Why did it take so long? Here are two factors to consider:
-
Wildfires don’t map neatly onto polarized political narratives. Despite the scale of the damage, “the images of the Portland riots are far more likely to dominate the public debate in Oregon and beyond,” Anne Applebaum argues.
-
The Electoral College enables candidates to deprioritize certain voters. “If every additional vote in California, Oregon, and Washington … mattered as much as every additional vote in a swing state, Biden might have spent the past few weeks touring the West Coast,” Peter Beinart argues.
Further reading: My colleague Robinson Meyer offers a useful analogy for understanding the intensity of the fires: Imagine boiling a pot of ravioli until all the water evaporates, until the pasta begins to smoke.
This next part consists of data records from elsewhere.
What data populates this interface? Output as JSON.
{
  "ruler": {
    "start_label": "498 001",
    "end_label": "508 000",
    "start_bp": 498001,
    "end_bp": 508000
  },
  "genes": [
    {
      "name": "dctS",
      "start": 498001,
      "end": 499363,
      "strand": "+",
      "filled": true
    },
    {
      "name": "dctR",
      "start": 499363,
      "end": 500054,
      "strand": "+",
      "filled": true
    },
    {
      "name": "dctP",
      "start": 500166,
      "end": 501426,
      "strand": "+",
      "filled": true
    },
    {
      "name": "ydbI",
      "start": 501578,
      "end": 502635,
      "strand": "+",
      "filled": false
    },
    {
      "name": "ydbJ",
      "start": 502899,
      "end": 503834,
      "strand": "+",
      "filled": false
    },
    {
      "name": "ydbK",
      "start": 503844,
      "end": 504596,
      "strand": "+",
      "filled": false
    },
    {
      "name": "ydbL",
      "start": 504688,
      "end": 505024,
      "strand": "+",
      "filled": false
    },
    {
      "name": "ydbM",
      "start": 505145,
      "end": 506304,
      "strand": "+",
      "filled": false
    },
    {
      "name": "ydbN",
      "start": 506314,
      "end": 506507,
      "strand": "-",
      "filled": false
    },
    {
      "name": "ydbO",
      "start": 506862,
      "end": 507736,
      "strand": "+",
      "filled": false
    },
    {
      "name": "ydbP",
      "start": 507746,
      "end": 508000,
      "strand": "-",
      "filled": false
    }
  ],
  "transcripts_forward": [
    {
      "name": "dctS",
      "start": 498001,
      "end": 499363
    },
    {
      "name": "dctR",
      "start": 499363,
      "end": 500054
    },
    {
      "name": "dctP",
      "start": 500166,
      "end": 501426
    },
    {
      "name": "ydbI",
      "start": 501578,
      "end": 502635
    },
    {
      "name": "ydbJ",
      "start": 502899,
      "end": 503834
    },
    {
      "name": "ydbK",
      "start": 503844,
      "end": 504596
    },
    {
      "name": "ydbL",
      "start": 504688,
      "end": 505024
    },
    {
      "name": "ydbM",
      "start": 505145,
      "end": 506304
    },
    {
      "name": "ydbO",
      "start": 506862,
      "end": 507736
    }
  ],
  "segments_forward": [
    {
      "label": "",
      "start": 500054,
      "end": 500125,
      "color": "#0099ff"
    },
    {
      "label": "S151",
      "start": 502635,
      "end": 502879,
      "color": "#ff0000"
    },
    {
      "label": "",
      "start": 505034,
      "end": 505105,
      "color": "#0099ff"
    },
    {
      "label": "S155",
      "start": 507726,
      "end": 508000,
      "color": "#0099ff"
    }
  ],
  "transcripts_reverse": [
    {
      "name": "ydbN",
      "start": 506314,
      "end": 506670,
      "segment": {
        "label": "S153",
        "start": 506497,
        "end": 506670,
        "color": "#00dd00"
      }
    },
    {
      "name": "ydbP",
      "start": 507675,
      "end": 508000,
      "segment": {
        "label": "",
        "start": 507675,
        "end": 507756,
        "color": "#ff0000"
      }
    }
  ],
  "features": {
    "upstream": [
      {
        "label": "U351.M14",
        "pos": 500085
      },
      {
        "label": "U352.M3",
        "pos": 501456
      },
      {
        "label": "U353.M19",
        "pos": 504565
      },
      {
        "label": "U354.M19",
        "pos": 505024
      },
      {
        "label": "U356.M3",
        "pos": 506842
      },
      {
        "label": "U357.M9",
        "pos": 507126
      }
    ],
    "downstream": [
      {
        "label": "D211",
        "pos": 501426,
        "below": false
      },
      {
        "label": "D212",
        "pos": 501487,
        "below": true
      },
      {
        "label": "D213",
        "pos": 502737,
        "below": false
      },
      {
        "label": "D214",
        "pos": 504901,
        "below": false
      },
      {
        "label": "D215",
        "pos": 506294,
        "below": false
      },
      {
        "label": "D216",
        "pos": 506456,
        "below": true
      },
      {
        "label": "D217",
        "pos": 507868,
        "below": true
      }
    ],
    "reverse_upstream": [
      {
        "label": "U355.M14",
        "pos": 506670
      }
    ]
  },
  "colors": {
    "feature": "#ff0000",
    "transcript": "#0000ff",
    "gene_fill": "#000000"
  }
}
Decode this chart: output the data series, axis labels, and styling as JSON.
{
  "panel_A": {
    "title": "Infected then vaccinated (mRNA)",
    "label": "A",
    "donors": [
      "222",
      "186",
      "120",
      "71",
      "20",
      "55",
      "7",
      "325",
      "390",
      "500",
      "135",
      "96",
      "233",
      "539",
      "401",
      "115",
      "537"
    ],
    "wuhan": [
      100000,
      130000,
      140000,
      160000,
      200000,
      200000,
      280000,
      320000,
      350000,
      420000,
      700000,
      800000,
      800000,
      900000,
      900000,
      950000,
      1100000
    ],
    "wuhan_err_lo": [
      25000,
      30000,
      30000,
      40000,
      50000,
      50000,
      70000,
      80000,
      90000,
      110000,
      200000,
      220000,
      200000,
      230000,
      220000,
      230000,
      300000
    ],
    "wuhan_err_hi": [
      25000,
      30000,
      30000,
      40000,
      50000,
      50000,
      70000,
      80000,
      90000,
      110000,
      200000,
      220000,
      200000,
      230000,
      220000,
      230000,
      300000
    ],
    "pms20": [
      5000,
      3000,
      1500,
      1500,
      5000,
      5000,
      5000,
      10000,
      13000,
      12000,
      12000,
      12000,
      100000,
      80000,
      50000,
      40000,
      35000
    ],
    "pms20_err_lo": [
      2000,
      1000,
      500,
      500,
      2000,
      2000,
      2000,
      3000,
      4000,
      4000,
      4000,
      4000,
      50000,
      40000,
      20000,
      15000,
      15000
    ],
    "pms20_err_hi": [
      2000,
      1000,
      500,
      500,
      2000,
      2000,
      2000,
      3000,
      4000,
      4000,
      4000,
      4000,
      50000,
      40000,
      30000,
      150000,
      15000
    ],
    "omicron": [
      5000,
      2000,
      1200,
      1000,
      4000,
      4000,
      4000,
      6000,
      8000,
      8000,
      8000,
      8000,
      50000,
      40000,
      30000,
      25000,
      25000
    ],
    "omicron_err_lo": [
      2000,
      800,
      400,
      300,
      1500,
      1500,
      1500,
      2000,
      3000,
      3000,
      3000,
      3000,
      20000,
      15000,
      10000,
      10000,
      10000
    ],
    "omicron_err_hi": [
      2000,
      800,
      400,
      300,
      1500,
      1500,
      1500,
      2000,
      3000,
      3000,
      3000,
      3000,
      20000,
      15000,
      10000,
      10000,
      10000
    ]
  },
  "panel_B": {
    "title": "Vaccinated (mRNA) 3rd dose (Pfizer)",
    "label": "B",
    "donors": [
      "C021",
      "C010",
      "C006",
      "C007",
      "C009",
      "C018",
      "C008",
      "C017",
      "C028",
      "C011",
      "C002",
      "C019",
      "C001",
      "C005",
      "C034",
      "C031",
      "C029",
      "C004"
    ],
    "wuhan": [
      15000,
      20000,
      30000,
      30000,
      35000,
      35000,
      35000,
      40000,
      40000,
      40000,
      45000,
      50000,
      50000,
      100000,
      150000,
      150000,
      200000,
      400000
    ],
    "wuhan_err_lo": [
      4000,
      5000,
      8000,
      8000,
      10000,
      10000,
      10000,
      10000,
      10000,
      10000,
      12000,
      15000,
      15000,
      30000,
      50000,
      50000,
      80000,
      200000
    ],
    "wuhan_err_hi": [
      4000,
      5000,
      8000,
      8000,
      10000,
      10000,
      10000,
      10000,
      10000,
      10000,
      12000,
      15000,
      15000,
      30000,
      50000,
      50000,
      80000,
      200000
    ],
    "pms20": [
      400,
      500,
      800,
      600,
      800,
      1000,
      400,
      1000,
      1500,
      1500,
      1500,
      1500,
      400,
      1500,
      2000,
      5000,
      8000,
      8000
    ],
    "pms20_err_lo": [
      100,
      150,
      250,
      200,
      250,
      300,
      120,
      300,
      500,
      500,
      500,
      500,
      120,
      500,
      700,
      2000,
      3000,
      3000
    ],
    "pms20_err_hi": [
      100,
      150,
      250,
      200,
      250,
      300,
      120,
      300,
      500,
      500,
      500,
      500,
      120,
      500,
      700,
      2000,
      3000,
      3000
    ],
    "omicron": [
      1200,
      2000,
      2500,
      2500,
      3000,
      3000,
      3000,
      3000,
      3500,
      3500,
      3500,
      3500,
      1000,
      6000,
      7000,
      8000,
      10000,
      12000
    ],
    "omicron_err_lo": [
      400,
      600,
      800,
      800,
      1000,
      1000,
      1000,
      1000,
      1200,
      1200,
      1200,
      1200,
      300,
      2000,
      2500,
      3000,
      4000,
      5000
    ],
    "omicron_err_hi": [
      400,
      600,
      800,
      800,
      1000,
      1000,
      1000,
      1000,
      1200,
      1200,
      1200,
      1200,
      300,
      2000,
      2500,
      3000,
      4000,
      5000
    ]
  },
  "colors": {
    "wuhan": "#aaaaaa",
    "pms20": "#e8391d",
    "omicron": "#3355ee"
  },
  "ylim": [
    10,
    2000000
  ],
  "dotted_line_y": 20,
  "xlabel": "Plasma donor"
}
This phenomenon helps explain why large swaths of the forests have lit up like kindling.
One question, answered: Short of a vaccine, rapid tests are supposed to make the biggest difference in getting life back to normal.
When will they be here? And how big of an impact will they actually make?
“Testing is going to be a big part of any way back to normalcy,” Alexis C. Madrigal, who has covered testing extensively, told the hosts of our Social Distance podcast. Here’s a snippet of their conversation:
Alexis C. Madrigal: What people are trying to develop right now are faster tests, something on the order of a few minutes. They’re inexpensive paper-strip-type tests, more like pregnancy tests. And [they] would decentralize testing radically so you wouldn’t have to go to a testing center. You would just be able to buy these things at retail or maybe go to a testing kiosk.
Katherine Wells: Is this, like, you just spit on a paper strip and it turns a color?
Alexis: Yeah, or you swab your nose … It’s an easy test. It’s a fast test. And it’s a cheap test. Instead of costing from $10 to $150, it costs from $2 to $10.
What to read if … you’re wondering why everything seems sold out online:
The problems go beyond supply-chain scrambles. “The coronavirus has eaten away at the entire system by which things are bought and sold in America,” Amanda Mull reports, “and few signs of improvement are on the horizon.”
What to read if … you need a break from the news:
After watching her best friend struggle with miscarriages, Debbie Vibber offered to serve as her surrogate. She ended up getting pregnant—with quadruplets.
“Nineteen years later, the kids are grown up and the friends—and their kids—are still as close as family,” Julie Beck reports in “The Friendship Files.”